Why transparency matters in the cloud

by Lydia Leong  |  April 24, 2011  |  2 Comments

A number of people have asked if the advice that Gartner is giving to clients about the cloud, or about Amazon, has changed as a result of Amazon’s outage. The answer is no, it hasn’t.

In a nutshell:

1. Every cloud IaaS provider should be evaluated individually. They’re all different, even if they seem to be superficially based off the same technology. The best provider for you will be dependent upon your use case and requirements. You absolutely can run mission-critical applications in the cloud — you just need to choose the right provider, right solution, and architect your application accordingly.

2. Just like infrastructure in your own data center, cloud IaaS requires management, governance, and a business continuity / disaster recovery plan. Know your risks, and figure out what you’re going to do to mitigate them.

3. If you’re using a SaaS vendor, you need to vet their underlying infrastructure (regardless of whether it’s their own data center, colo, hosting, or cloud).

The irony of the cloud is that you’re theoretically just buying something as a service without worrying about the underlying implementation details — but most savvy cloud computing buyers actually peer at the underlying implementation in grotesquely more detail than, say, most managed hosting customers ever look at the details of how their environment implemented by the provider. The reason for this is that buyers lack adequate trust that the providers will actually offer the availability, performance, and security that they claim they will.

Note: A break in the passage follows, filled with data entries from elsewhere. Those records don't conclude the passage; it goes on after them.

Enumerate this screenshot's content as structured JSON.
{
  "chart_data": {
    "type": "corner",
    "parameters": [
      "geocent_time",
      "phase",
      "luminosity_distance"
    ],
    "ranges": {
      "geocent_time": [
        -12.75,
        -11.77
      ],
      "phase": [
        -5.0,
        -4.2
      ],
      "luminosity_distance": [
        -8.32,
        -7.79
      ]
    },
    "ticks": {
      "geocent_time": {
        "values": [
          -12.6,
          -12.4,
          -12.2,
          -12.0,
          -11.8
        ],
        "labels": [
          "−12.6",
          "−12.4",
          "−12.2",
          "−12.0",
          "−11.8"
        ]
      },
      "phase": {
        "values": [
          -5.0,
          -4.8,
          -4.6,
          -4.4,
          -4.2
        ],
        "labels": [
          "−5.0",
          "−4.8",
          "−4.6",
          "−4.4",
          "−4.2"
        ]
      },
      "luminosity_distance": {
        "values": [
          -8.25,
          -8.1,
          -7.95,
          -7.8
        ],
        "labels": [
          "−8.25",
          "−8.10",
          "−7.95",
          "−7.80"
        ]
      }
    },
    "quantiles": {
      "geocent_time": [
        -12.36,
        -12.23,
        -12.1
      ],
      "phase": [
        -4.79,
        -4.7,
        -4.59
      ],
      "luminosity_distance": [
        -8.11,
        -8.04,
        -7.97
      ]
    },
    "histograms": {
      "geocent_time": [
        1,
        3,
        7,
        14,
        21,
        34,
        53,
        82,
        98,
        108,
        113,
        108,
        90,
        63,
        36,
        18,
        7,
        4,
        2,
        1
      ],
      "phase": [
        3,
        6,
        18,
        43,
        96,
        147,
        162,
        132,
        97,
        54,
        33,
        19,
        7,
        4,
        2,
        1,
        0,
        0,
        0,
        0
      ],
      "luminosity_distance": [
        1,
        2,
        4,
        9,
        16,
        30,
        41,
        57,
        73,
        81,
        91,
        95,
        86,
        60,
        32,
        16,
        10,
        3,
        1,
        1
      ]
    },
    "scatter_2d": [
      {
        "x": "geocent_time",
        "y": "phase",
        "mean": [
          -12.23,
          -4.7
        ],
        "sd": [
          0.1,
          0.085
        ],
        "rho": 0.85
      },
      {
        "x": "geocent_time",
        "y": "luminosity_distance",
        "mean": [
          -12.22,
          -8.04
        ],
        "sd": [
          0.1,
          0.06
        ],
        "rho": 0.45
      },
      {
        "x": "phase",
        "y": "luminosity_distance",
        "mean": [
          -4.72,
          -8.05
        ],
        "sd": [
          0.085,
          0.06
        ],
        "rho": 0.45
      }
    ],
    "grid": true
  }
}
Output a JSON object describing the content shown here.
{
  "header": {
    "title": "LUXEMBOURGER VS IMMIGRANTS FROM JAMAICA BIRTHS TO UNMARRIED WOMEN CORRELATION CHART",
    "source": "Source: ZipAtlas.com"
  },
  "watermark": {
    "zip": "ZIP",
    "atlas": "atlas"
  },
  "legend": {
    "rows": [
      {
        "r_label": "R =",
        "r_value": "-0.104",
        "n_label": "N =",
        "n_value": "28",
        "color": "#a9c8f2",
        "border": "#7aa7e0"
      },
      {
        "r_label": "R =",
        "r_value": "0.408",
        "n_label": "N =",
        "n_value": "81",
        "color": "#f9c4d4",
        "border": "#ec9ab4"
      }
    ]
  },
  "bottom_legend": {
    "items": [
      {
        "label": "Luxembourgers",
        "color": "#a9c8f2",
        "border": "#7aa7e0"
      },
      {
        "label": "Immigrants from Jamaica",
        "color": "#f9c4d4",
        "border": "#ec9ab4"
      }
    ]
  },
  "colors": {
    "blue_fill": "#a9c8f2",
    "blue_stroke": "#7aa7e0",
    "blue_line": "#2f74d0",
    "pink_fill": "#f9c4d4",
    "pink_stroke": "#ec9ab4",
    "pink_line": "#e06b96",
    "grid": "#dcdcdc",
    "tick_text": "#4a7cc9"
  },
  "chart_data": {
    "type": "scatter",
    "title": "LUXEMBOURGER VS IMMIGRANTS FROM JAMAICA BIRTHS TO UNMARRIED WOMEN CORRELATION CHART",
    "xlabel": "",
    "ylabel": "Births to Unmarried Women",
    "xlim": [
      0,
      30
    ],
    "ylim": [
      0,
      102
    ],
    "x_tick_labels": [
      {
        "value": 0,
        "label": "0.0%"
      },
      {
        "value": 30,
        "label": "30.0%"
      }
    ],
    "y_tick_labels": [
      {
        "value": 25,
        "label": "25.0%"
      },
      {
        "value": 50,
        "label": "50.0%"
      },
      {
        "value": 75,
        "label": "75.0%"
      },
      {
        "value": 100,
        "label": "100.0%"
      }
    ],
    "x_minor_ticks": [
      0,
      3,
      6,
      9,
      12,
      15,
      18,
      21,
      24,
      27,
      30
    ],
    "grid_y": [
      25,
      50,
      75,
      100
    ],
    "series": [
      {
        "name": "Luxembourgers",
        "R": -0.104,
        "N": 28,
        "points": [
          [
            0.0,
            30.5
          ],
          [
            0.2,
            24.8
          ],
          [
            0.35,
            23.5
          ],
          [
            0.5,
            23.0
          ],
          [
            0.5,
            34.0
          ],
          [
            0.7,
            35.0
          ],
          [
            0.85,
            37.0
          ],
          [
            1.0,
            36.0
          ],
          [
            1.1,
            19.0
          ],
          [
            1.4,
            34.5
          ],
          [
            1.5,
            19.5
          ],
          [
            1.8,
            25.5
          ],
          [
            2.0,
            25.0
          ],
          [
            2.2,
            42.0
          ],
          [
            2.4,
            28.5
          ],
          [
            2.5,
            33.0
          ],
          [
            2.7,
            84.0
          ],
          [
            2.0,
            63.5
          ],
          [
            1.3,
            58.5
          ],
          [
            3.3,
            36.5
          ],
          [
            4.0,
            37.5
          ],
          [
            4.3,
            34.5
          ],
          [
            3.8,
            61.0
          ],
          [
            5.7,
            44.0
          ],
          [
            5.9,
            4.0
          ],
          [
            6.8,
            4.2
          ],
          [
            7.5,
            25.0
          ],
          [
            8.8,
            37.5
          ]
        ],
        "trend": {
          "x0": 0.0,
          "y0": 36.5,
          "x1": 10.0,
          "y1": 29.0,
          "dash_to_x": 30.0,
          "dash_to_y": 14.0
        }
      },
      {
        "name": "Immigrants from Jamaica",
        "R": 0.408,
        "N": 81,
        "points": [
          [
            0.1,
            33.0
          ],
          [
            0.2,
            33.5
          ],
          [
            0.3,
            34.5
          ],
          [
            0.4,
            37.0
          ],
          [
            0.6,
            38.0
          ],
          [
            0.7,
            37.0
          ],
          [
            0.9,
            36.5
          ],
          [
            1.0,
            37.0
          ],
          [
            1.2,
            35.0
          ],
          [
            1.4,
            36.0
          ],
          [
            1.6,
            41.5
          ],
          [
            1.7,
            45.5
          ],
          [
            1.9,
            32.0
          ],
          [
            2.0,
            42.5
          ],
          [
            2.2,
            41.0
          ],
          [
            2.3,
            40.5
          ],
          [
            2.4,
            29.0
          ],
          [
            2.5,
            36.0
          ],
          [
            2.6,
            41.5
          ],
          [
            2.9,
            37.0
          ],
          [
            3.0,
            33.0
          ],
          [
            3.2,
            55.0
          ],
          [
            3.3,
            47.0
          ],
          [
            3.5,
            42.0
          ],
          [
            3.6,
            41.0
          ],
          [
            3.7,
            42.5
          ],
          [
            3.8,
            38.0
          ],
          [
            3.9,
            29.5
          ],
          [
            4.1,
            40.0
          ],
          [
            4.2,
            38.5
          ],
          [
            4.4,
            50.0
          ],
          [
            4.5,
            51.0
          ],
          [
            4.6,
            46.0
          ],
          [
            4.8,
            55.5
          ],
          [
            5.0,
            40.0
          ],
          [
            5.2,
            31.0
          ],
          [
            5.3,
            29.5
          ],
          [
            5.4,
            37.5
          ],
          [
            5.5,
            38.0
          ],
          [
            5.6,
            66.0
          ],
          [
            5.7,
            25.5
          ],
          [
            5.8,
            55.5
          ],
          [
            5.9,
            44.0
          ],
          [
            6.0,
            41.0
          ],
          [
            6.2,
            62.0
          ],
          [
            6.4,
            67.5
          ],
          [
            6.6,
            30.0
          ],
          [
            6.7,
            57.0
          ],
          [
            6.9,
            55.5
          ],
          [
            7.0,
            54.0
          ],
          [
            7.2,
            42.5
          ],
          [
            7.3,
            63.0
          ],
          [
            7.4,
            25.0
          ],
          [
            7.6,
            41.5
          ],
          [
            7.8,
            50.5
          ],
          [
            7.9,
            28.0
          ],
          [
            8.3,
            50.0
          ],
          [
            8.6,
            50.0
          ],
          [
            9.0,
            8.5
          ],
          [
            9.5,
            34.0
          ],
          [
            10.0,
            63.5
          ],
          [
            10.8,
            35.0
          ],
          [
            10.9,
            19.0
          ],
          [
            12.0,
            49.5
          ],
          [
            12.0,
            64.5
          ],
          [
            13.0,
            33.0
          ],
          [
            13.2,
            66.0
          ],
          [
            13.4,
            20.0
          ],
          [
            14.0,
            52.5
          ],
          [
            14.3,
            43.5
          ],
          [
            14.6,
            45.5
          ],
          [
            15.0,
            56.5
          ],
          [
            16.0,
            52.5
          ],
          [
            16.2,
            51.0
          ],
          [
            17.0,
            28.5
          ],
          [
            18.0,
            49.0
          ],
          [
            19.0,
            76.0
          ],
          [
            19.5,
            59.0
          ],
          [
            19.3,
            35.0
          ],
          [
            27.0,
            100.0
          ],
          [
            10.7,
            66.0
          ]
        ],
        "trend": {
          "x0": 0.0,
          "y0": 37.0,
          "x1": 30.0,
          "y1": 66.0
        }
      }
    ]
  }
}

Without transparency, buyers cannot adequately assess their risks. Amazon provides some metrics about what certain services are engineered to (S3 durability, for instance), but there are no details for most of them, and where there are metrics, they are usually for narrow aspects of the service. Moreover, very few of their services actually carry SLAs, and those SLAs are narrow and specific (as everyone discovered recently in this last outage, since it was EBS and RDS that were down and neither have SLAs, with EC2 technically unaffected, so nobody’s going to be able to claim SLA credits).

Without objectively understanding their risks, buyers cannot determine what the most cost-effective path is. Your typical risk calculation multiplies the probability of downtime by the cost of downtime. If the cost to mitigate the risk is lower than this figure, then you’re probably well-advised to go do that thing; if not, then, at least in terms of cold hard numbers, it’s not worth doing (or you’re better off thinking about a different approach that alters the probability of downtime, the cost of downtime, or the mitigation strategy).

Note that this kind of risk calculation can go out the window if the real risk is not well understood. Complex systems — and all global-class computing infrastructures are enormously complex under the covers — have nondeterministic failure modes. This is a fancy way of saying, basically, that these systems can fail in ways that are entirely unpredictable. They are engineered to be resilient to ordinary failure, and that’s the engineering risk that a provider can theoretically tell you about. It’s the weird one-offs that nobody can predict, and are the things that are likely to result in lengthy outages of unknown, unknowable length.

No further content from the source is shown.